[Talk-us] Anyone ever talked about adding more Land Ownership data to OSM?
Kevin Kenny
kkenny2 at nycap.rr.com
Wed Jan 9 02:52:56 GMT 2013
On 01/08/2013 12:17 PM, derrick nehrenberg wrote:
> It seems like the majority consensus is that the US Land Ownership (or
> management data) doesn't belong in the OSM database. So, I guess I won't
> be adding it.
[... argument for why the USFS Managed Land cadastre belongs ...]
> If anyone has any further arguments for why US Land Ownership (or
> management) data isn't or is a good candidate for OSM crowdsourcing, I
> would definitely be very interested in hearing that.
Importing data such as this is the subject of recurring impassioned
arguments. I think there are some fundamental misunderstandings that
cause the arguments to shed more heat than light. Since, like Derrick,
I'm interested in hiking maps, I think I ought to share my experiences
with producing them. Essentially, I'm trying to sort out for New York
State the data sources to do something similar to what TopOSM
(www.toposm.org) does for Massachusetts. You can see a work in
progress - the southeast corner of New York - at
http://kbk.is-a-geek.net/catskills/test2.html .

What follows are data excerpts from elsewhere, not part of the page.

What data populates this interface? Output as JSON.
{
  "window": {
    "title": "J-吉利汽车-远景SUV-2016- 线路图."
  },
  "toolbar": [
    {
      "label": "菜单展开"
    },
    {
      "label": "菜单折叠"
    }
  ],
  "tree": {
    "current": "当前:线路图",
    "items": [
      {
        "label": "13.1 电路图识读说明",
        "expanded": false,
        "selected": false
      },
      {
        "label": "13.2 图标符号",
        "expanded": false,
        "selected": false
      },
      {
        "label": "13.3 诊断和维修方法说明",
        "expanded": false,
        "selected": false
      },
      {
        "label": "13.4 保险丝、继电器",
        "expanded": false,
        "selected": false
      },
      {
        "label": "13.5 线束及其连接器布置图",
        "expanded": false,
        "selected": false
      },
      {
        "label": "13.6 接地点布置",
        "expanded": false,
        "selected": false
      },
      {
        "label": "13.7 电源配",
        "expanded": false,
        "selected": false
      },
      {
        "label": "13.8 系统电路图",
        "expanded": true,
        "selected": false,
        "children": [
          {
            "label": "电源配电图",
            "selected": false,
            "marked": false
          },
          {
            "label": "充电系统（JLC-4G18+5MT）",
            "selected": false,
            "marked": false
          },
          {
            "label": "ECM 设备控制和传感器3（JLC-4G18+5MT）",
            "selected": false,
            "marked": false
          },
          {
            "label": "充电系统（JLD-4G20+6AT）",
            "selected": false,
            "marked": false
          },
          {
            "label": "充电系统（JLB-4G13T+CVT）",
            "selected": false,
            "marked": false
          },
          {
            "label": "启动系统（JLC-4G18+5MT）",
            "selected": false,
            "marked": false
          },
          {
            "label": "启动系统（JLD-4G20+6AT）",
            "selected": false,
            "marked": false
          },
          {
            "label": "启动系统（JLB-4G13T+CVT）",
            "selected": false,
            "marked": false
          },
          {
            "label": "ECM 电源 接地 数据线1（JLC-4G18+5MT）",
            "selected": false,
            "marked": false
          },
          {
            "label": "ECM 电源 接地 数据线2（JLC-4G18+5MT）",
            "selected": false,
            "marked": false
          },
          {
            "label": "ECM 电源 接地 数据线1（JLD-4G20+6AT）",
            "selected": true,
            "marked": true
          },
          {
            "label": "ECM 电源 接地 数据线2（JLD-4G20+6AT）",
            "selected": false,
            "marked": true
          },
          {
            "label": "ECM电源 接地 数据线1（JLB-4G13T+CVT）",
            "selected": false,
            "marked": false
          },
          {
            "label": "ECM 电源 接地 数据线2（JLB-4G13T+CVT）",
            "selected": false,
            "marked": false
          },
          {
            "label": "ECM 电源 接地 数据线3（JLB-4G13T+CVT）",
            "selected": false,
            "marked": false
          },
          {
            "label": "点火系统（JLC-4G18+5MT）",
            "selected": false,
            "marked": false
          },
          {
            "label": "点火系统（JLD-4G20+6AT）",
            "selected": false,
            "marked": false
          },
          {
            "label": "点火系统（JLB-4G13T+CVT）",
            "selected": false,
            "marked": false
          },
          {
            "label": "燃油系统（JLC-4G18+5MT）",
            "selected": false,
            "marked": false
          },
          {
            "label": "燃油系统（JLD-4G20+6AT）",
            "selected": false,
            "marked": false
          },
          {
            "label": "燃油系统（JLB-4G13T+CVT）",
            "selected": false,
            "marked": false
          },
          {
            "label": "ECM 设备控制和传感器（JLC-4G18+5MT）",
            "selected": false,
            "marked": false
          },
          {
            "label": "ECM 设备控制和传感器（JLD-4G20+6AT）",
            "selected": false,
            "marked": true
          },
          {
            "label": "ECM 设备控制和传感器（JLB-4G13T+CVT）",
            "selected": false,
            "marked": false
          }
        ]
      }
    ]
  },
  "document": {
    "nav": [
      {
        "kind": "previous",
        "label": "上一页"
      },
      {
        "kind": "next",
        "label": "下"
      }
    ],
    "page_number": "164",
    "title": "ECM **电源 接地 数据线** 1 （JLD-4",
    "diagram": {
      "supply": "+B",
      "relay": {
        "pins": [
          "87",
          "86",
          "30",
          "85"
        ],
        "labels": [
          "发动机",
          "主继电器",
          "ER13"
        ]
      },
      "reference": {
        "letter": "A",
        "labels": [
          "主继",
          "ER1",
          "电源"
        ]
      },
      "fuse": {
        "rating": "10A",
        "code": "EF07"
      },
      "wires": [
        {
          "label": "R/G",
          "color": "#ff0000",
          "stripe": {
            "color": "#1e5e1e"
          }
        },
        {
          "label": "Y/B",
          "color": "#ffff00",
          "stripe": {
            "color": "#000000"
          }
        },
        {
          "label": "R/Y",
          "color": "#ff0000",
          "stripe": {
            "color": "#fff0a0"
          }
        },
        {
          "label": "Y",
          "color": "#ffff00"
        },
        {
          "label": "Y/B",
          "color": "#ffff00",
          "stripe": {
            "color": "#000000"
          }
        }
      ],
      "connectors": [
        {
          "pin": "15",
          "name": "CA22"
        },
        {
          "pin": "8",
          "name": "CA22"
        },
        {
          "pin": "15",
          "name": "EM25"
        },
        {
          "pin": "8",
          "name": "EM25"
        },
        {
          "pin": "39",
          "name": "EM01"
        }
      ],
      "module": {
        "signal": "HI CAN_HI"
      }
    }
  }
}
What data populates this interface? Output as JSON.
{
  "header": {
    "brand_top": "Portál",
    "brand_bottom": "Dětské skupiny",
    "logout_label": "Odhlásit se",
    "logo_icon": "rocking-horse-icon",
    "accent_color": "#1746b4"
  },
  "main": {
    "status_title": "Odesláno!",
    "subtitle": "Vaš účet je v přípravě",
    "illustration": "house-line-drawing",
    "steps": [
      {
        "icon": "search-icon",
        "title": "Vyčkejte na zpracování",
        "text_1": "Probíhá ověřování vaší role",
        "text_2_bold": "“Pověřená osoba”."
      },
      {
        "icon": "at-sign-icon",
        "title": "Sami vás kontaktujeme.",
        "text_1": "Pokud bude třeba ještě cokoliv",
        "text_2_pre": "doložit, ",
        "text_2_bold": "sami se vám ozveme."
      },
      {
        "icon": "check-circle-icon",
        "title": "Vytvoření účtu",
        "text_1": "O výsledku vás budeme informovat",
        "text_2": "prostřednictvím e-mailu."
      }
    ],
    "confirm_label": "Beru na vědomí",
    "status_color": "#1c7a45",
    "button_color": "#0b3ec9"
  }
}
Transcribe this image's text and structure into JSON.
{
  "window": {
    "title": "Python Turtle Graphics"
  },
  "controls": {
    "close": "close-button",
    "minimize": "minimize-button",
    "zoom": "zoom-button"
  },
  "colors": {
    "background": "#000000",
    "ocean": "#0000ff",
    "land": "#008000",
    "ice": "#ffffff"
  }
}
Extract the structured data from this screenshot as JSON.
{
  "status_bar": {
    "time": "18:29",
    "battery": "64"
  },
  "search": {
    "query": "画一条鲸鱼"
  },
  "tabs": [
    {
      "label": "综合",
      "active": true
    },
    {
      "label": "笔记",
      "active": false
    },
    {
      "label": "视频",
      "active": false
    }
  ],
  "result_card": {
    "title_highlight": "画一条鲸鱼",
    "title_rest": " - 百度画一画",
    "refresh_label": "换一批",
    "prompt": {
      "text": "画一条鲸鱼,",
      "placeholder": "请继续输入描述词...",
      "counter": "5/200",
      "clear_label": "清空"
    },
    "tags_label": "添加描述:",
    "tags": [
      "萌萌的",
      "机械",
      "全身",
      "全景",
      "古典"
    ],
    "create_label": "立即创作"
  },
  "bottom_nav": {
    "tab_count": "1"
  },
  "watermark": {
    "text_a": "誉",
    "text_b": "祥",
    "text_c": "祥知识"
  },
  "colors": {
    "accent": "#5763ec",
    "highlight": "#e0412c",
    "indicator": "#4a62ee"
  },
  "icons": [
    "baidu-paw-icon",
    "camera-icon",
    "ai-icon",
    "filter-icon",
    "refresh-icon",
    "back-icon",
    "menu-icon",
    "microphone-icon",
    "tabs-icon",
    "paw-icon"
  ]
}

OSM is not, nor ought it to be "one-stop shopping" for all the
geodata that go into a map.
The lack of a particular type of object in OSM in a given region
is usually the rationale for advocating for
an import: "My maps will all need this, and other people's maps will,
too - so it should be in OSM." But it's fundamentally flawed. A typical
map will be built from many data sources, not limited to OSM. In fact,
the map linked to above has over two dozen layers, and ten public
datasets (some of them represented by multiple shapefiles) went into
its construction. Nobody argues that topography belongs in OSM, for
instance.
In fact, some of the data sources in the map above partially duplicate
OSM. There are polygons in OSM for New York's state forest preserve -
but the map production actually filters those out. Why? Because (a)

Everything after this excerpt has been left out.